5. Opter pour des monoholdings

Les actions de ce qu’on appelle les monoholdings ne sont pas dénuées d’intérêt, dans la mesure où Financière de Tubize détient 36,2% du groupe pharmaceutique UCB, dont 47% des affaires sont réalisées Outre-Atlantique. Si l’action UCB devait profiter de sa présence aux Etats-Unis, il va de soi que celle de Financière de Tubize ne manquera pas d’en bénéficier aussi. Reste cependant à savoir comment Donald Trump va gérer le dossier des prix des médicaments.

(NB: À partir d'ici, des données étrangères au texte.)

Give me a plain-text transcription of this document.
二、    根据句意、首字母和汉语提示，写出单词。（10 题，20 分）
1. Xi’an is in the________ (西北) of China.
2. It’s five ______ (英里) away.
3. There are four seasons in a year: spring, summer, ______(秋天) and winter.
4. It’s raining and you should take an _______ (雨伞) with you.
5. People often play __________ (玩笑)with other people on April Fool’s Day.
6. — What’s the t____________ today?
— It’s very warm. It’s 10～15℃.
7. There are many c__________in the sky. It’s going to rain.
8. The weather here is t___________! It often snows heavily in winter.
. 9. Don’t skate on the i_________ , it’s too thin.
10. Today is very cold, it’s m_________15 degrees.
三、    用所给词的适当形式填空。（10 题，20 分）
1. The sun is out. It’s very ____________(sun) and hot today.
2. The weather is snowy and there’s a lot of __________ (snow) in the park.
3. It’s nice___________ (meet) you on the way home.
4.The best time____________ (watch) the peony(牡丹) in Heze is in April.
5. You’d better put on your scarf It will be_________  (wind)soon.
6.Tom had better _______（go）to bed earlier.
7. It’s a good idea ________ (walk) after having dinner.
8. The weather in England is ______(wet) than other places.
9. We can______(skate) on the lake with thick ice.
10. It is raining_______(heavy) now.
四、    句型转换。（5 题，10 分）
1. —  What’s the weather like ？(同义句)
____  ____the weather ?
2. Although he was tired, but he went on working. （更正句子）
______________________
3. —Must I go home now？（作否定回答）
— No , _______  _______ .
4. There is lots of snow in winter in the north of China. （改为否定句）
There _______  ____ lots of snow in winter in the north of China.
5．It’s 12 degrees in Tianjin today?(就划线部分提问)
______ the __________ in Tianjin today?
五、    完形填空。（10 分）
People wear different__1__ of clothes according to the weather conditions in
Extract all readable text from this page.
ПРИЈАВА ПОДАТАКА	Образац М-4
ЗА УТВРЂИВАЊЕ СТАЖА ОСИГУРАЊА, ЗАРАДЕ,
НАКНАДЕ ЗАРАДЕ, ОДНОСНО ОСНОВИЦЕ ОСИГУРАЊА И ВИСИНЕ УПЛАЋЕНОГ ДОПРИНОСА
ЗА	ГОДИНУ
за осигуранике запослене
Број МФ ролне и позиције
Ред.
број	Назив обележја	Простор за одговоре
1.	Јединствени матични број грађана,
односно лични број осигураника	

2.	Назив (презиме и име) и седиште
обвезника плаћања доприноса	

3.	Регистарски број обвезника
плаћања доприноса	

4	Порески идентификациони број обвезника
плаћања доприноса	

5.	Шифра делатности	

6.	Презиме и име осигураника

Bien que les Etats-Unis ne comptent à ce jour que pour 8% des ventes de Solvay, en particulier dans les matériaux composites destinés au secteur aérospatial, Solvac, qui détient le tiers du capital du chimiste, est digne d’intérêt aussi. Enfin, pour ceux – peu nombreux à ce jour — qui pensent que les taux d’intérêt continueront à monter en Europe et assureront des profits supplémentaires aux banques, KBC Ancora peut s’avérer une bonne idée également. Ce holding détient 18,6% de la banque KBC. Ces trois "monoholdings" affichaient il y a un mois une décote d’environ 41%, 30% et 32% respectivement.